Non-Invertible Gauss Law and Axions

Abstract: In axion-Maxwell theory at the minimal axion-photon coupling, we find non-invertible 0- and 1-form global symmetries arising from the naive shift and center symmetries. Since the Gauss law is anomalous, there is no conserved, gauge-invariant, and quantized electric charge. Rather, using half higher gauging, we find a non-invertible Gauss law associated with a non-invertible 1-form global symmetry, which is related to the Page charge. These symmetries act invertibly on the axion field and Wilson line, but non-invertibly on the monopoles and axion strings, leading to selection rules related to the Witten effect. We also derive various crossing relations between the defects. The non-invertible 0- and 1-form global symmetries mix with other invertible symmetries in a way reminiscent of a higher-group symmetry. Using this non-invertible higher symmetry structure, we derive universal inequalities on the energy scales where different infrared symmetries emerge in any renormalization group flow to the axion-Maxwell theory. Finally, we discuss implications for the Weak Gravity Conjecture and the Completeness Hypothesis in quantum gravity.

Non-Invertible Gauss Law and Axions

The paper "Non-Invertible Gauss Law and Axions" by Yichul Choi, Ho Tat Lam, and Shu-Heng Shao investigates the phenomenon of non-invertible symmetries within the framework of axion-Maxwell theory at minimal axion-photon coupling. The exploration is motivated by the need to understand novel aspects of global symmetries, specifically non-invertible ones, which have implications for quantum field theory and potentially for quantum gravity.

Overview

The authors focus on axion-Maxwell theory, characterized by a Lagrangian that includes a coupling of the axion field with the electromagnetic field. This theory is known for manifesting non-trivial global symmetries, particularly when considering generalized global symmetries. The paper demonstrates that, at the minimal coupling scenario where the axion-photon interaction quantization parameter $K = 1$, both 0- and 1-form symmetries, typically thought to be broken or absent, actually manifest as non-invertible symmetries. These symmetries are explored through the concept of "half higher gauging" and the construction of non-trivial topological operators.

Key Contributions

1. Non-Invertible Symmetries: The authors establish that axion-Maxwell theory harbors non-invertible 0- and 1-form global symmetries. These arise from naive shift and center symmetries which, contrary to being completely broken, re-emerge in this non-invertible form. The 0-form symmetry is linked to charge shift symmetries while the 1-form symmetry is associated with electric center symmetries relating to the Page charge.
2. Non-Invertible Gauss Law: A crucial insight is that the traditional Gauss law for electric charge is nugatory in the presence of axion-photon coupling owing to anomalies. Instead, the authors propose a non-invertible Gauss law using novel symmetry operators defined on closed manifolds that, while topological and gauge-invariant, do not abide by inverse properties typical of symmetry operators.
3. Implications for Electric Charge Quantization: The exploration implies that the usual concept of a conserved, gauge-invariant, quantized electric charge is not applicable in axion-electromagnetism. Instead, electric charge information is encoded within non-invertible structures that invite reinterpretation in processes such as the Witten effect.
4. Higher Symmetry Structure: The work indicates possible higher structures and non-invertible enhancements of classical symmetry concepts, suggesting more nuanced symmetry group formulations. The fusion of symmetry operators, particularly in intersecting configurations, indicates a similar role to higher groups but within a non-invertible framework.
5. Applications and Consequences: The paper extends its implications to core areas in theoretical physics, for instance, proposing constraints on scales of symmetry breaking that connect to the dynamics of axion strings and monopoles, and discussing elements of the Weak Gravity Conjecture and the Completeness Hypothesis in the context of quantum gravity.

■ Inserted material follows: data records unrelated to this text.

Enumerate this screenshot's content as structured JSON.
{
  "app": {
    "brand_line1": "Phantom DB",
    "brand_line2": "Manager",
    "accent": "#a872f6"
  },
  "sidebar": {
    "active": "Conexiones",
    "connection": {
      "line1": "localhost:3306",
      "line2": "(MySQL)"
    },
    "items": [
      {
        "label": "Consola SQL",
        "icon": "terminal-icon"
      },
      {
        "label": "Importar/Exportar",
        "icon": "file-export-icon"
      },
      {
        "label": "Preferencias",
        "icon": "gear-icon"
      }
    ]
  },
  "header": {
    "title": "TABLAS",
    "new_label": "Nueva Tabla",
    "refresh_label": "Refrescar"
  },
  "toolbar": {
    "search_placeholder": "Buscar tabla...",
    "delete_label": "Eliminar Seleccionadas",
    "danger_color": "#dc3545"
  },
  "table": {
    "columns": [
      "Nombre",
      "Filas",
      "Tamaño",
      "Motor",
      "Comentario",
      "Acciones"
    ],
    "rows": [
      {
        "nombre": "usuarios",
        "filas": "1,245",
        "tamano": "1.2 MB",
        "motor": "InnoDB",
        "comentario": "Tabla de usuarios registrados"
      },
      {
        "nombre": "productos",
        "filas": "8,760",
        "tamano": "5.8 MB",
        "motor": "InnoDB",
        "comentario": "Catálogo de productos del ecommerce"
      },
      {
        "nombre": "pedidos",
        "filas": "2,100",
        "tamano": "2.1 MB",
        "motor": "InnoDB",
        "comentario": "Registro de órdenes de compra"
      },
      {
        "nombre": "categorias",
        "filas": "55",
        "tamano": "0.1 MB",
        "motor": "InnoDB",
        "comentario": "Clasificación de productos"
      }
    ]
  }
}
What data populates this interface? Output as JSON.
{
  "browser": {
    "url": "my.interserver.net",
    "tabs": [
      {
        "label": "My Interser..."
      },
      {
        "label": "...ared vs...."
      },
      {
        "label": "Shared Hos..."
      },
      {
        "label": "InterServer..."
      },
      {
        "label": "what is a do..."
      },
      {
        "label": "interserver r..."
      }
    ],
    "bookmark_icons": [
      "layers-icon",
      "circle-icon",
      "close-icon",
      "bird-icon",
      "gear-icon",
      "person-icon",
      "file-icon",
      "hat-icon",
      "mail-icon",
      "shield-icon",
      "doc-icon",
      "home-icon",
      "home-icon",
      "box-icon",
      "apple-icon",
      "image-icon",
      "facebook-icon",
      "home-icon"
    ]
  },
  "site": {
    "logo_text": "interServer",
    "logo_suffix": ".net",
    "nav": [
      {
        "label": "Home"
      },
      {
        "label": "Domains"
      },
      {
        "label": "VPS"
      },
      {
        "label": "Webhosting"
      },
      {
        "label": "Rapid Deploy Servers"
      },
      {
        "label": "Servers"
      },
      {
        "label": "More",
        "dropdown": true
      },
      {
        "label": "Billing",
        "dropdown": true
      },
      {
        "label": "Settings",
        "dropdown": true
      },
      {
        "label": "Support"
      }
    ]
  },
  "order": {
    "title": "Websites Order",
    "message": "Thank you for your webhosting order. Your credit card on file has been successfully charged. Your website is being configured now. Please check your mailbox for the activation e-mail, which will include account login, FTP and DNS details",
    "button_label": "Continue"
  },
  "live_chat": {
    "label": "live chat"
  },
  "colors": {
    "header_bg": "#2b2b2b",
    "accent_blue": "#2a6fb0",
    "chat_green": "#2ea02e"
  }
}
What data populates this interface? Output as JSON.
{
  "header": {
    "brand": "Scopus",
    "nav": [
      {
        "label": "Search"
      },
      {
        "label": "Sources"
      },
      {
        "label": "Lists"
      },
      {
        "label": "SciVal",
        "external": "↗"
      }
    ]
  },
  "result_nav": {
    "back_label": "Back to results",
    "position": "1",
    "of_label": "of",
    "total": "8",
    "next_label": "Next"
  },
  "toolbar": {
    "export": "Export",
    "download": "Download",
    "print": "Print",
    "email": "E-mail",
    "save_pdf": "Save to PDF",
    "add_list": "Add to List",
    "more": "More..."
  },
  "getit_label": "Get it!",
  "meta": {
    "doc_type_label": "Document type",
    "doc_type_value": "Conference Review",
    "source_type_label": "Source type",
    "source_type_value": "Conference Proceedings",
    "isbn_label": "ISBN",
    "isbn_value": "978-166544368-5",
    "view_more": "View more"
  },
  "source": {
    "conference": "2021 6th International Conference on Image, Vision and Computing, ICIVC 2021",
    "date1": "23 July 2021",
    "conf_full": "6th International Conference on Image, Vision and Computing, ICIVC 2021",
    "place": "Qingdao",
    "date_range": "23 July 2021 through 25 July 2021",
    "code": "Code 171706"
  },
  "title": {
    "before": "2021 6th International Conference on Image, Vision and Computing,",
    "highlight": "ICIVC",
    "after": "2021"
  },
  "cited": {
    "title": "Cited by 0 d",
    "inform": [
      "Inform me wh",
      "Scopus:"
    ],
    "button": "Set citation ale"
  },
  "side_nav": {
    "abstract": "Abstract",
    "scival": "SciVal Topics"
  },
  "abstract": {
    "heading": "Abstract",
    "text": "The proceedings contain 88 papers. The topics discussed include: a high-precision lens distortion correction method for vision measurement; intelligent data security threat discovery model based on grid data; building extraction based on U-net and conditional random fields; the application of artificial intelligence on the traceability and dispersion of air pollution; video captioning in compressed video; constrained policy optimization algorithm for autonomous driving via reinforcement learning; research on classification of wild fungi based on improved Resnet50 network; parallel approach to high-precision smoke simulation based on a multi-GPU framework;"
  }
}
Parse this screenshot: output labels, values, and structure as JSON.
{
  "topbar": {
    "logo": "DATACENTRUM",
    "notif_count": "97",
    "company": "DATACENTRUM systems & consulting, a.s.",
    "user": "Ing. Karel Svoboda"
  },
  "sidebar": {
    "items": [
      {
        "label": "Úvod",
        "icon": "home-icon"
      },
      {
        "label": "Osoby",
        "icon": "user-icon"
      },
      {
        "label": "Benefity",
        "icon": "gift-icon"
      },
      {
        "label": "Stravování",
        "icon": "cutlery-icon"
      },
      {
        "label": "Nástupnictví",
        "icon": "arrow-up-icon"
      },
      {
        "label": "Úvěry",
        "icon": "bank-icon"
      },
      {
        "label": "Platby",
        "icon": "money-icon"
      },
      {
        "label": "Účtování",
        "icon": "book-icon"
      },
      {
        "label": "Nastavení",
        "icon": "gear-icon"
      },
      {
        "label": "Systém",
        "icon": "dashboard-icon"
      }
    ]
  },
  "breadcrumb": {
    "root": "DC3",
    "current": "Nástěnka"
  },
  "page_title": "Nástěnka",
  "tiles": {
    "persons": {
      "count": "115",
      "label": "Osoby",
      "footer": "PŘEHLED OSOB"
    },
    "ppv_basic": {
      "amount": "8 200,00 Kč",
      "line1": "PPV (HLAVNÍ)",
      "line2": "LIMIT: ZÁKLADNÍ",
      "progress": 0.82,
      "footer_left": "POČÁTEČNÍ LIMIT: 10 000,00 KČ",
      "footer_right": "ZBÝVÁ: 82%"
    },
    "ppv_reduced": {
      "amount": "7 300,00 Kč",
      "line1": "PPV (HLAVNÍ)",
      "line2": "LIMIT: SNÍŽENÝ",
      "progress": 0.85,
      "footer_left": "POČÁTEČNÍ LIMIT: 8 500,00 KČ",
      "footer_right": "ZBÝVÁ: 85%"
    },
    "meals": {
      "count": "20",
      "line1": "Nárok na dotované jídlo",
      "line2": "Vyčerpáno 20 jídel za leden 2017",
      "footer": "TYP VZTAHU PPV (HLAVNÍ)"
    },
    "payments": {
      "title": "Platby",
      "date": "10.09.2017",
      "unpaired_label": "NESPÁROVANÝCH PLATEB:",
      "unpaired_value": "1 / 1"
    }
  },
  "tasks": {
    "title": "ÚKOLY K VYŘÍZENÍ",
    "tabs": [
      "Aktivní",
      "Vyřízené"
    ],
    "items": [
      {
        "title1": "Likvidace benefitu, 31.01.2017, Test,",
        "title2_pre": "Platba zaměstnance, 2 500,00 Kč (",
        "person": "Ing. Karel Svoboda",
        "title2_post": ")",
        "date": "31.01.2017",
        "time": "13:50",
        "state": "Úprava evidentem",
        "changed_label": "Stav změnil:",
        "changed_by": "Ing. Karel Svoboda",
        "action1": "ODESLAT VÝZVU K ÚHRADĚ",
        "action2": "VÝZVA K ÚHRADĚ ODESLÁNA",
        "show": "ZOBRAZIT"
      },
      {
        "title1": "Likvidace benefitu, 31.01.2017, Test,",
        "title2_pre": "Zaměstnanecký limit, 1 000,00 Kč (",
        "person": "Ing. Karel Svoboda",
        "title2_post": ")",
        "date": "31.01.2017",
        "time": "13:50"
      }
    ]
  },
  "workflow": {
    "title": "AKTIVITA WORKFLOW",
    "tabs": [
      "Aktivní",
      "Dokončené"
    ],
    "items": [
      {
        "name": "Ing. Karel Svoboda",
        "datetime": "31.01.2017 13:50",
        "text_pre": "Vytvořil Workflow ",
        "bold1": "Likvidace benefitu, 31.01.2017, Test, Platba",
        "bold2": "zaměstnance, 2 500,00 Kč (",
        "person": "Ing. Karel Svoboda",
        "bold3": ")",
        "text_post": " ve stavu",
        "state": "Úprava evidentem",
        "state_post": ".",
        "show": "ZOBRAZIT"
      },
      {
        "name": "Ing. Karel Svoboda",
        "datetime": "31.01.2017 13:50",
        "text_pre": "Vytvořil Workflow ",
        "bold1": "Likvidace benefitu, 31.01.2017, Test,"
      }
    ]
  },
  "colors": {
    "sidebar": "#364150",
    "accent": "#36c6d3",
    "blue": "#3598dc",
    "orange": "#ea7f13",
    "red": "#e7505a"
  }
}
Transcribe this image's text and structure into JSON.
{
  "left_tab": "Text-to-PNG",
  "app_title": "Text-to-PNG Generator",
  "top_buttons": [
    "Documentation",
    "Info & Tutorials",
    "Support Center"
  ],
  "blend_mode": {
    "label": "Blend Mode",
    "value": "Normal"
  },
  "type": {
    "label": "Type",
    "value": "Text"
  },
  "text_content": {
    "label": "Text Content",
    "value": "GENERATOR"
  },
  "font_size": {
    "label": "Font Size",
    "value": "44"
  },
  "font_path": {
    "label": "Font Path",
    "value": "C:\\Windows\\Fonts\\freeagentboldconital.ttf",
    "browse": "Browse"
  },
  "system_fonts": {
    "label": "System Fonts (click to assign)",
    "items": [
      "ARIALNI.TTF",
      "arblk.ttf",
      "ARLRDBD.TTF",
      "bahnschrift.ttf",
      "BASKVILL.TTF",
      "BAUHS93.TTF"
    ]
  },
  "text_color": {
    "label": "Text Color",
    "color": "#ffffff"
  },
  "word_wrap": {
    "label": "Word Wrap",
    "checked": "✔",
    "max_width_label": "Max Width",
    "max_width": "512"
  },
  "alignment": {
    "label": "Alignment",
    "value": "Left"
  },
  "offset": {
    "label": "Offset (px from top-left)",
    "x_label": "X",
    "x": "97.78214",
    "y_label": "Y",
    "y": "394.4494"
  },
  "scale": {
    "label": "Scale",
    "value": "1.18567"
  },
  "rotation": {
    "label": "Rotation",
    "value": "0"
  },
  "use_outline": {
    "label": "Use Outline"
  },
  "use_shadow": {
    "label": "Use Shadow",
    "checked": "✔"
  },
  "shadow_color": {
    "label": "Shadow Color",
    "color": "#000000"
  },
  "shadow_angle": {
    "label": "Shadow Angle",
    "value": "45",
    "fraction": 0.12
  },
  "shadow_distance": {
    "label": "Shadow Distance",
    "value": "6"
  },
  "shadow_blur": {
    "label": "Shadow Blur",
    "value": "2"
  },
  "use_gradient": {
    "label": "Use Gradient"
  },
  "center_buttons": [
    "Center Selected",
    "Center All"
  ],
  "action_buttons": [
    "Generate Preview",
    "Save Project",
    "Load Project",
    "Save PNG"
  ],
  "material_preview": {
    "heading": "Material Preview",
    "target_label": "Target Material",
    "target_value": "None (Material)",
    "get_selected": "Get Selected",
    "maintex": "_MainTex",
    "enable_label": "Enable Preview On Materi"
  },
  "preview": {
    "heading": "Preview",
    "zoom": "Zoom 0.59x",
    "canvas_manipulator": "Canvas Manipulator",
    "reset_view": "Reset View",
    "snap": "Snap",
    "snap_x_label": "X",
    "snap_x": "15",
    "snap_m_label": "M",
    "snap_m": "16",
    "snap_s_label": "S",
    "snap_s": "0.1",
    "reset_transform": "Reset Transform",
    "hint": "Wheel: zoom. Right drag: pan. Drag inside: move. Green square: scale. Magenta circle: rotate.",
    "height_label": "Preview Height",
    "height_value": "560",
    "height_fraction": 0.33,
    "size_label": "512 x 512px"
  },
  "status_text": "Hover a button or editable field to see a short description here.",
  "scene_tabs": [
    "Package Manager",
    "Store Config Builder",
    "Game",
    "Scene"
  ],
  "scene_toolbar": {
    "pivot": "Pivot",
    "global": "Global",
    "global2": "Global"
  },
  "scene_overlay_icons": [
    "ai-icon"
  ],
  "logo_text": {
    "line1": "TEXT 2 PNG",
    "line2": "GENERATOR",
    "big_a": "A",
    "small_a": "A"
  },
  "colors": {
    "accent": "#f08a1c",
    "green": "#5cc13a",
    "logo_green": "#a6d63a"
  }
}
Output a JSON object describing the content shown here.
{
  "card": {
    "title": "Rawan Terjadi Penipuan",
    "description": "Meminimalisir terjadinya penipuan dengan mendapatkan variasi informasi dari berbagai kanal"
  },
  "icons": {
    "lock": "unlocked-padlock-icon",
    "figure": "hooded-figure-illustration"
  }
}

Conclusion and Speculation

This research delineates a refined understanding of symmetries in field theories where classical concepts do not hold. By proposing new structures and demonstrating their properties in a constrained theoretical model, the work sets the stage for broader applications in both theoretical explorations and potentially in string theory scenarios or low-energy field theories emerging from a high-energy effective approach.

Future investigations may explore the categorical symmetries and intersections with supergravity or string-inspired frameworks. Additionally, the potential redefinition of Goldstone boson-related phenomena in this context poses intriguing questions for follow-up theoretical innovation. Through these explorations, non-invertible symmetries continue to enrich our understanding of fundamental symmetries in physics.